Why? To spice up the apocalypse, of course

  • mr_world [they/them]
    ·
    2 years ago

    Okay, here's my thing. Where does life begin? I don't mean reproduction. I mean you have some chemicals in water. They bounce around, reacting with each other for millions of years. At some point they self organize. Why? Like where was the tipping point? The molecules carry out functions, completely without intelligence. They have no brain, they're just abiding chemistry/physics. The molecules get with other molecules. Then you eventually get a single living cell. Where is the line between life and inanimate objects in that scenario? Carry that on to multi-cellular life. If you're a single-celled organism, you can draw the line at yourself. You can say that everything that isn't you isn't quite alive and everything that is you or more is alive. But that's arbitrary isn't it? Why do you get to draw that line and why is the place you draw it better than any other place?
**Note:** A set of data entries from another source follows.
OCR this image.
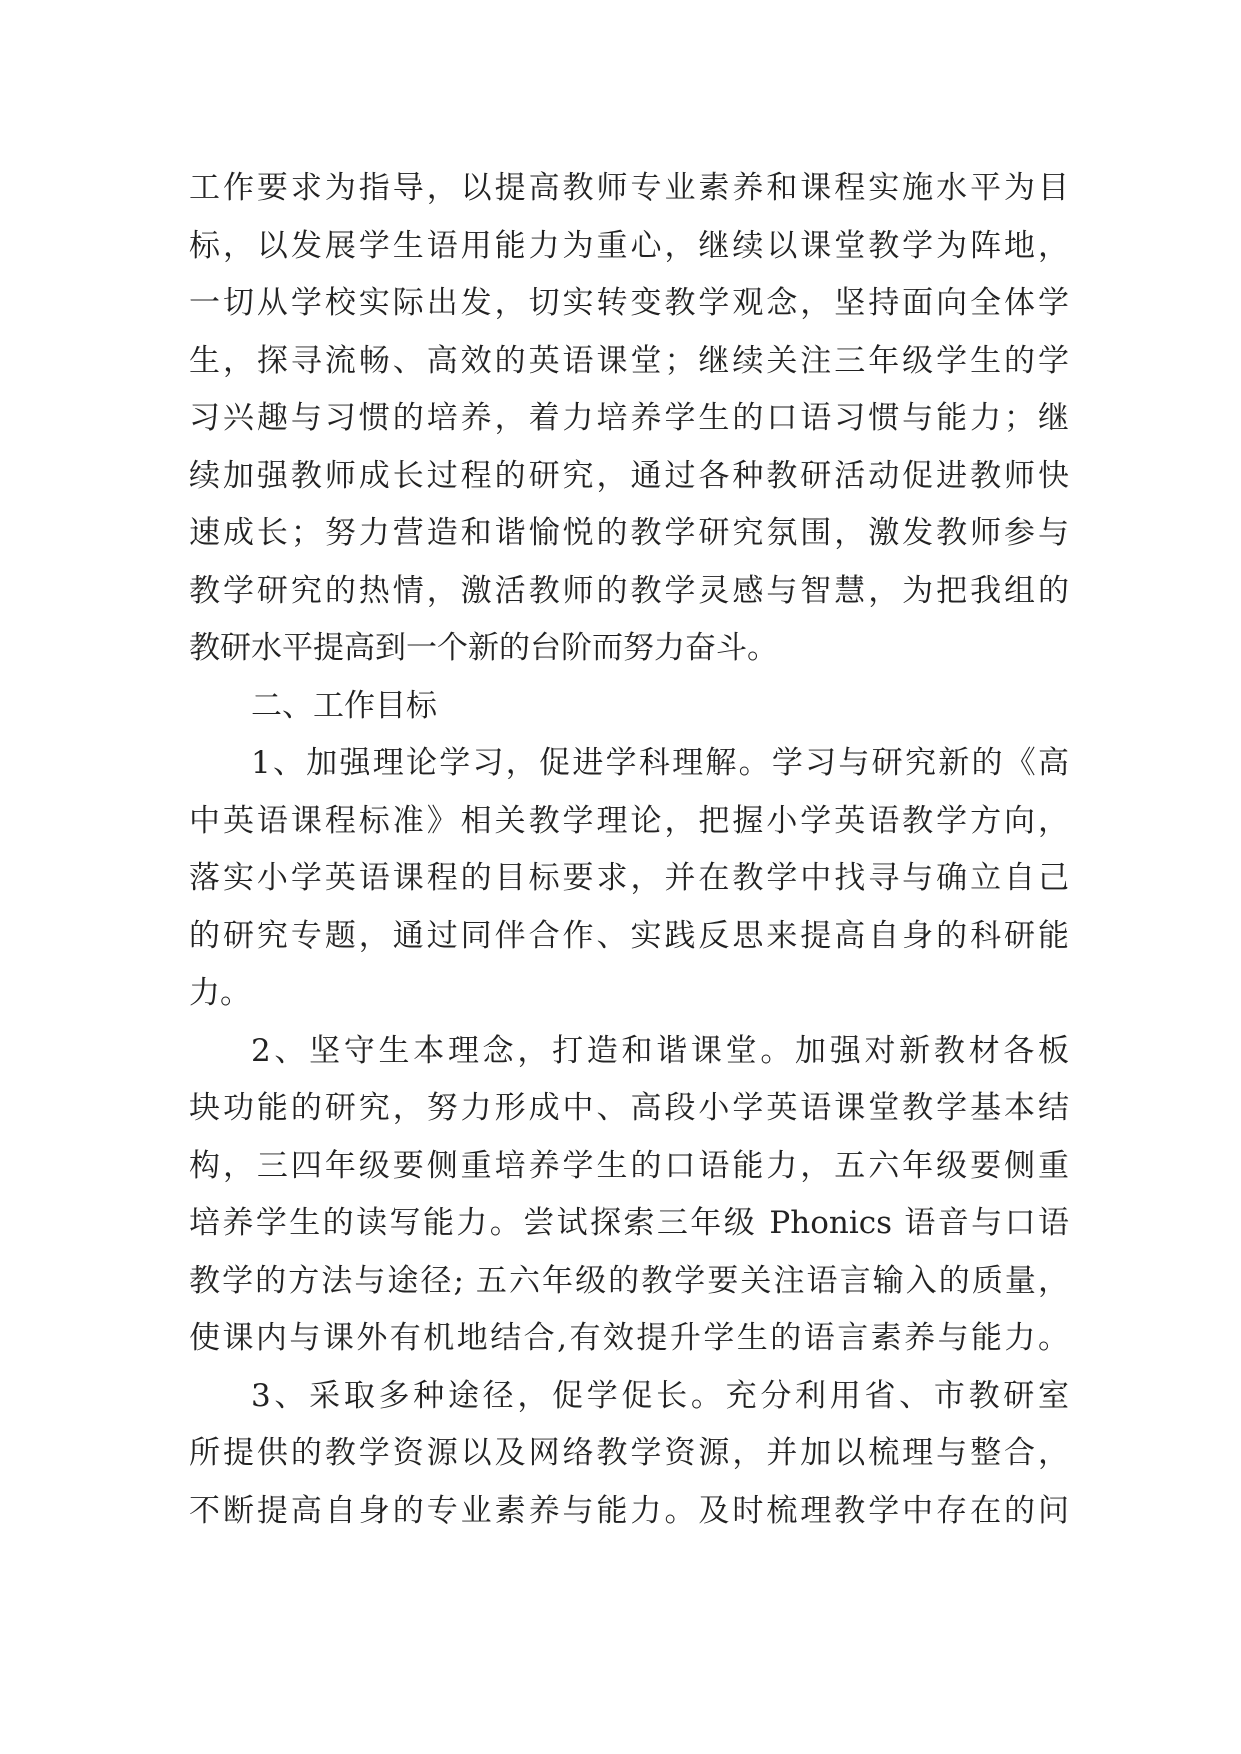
工作要求为指导，以提高教师专业素养和课程实施水平为目
标，以发展学生语用能力为重心，继续以课堂教学为阵地，
一切从学校实际出发，切实转变教学观念，坚持面向全体学
生，探寻流畅、高效的英语课堂；继续关注三年级学生的学
习兴趣与习惯的培养，着力培养学生的口语习惯与能力；继
续加强教师成长过程的研究，通过各种教研活动促进教师快
速成长；努力营造和谐愉悦的教学研究氛围，激发教师参与
教学研究的热情，激活教师的教学灵感与智慧，为把我组的
教研水平提高到一个新的台阶而努力奋斗。
二、工作目标
1、加强理论学习，促进学科理解。学习与研究新的《高
中英语课程标准》相关教学理论，把握小学英语教学方向，
落实小学英语课程的目标要求，并在教学中找寻与确立自己
的研究专题，通过同伴合作、实践反思来提高自身的科研能
力。
2、坚守生本理念，打造和谐课堂。加强对新教材各板
块功能的研究，努力形成中、高段小学英语课堂教学基本结
构，三四年级要侧重培养学生的口语能力，五六年级要侧重
培养学生的读写能力。尝试探索三年级 Phonics 语音与口语
教学的方法与途径; 五六年级的教学要关注语言输入的质量，
使课内与课外有机地结合,有效提升学生的语言素养与能力。
3、采取多种途径，促学促长。充分利用省、市教研室
所提供的教学资源以及网络教学资源，并加以梳理与整合，
不断提高自身的专业素养与能力。及时梳理教学中存在的问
    So do all that reasoning but with consciousness. Why is human-like consciousness the benchmark other than it's just what we prefer it to be? A dog is conscious. Even by mainstream science and non-vegans they're just as aware and intelligent as human children. They don't reason like we do though. They don't conceptualize stuff like we do. To be hungry, tired, scared, happy, etc all mean different things to them.

    Consciousness is unfalsifiable, so relying purely on inductive means seems sloppy. Could you ever really know if a dog is conscious even if they could speak a human language? Is there really any measurement you could make? It would all be dismissed as Chinese Room stuff. But what if, just for the sake of argument :expert-shapiro: we aren't actually the benchmark for universal intelligence. What if things are aware in ways we can't possibly measure or understand with only calipers?

    I'm not a scientist maybe there are answers to all I just asked. At some point it's possible, if improbable, that consciousness emerges without it being human or part of our evolutionary history.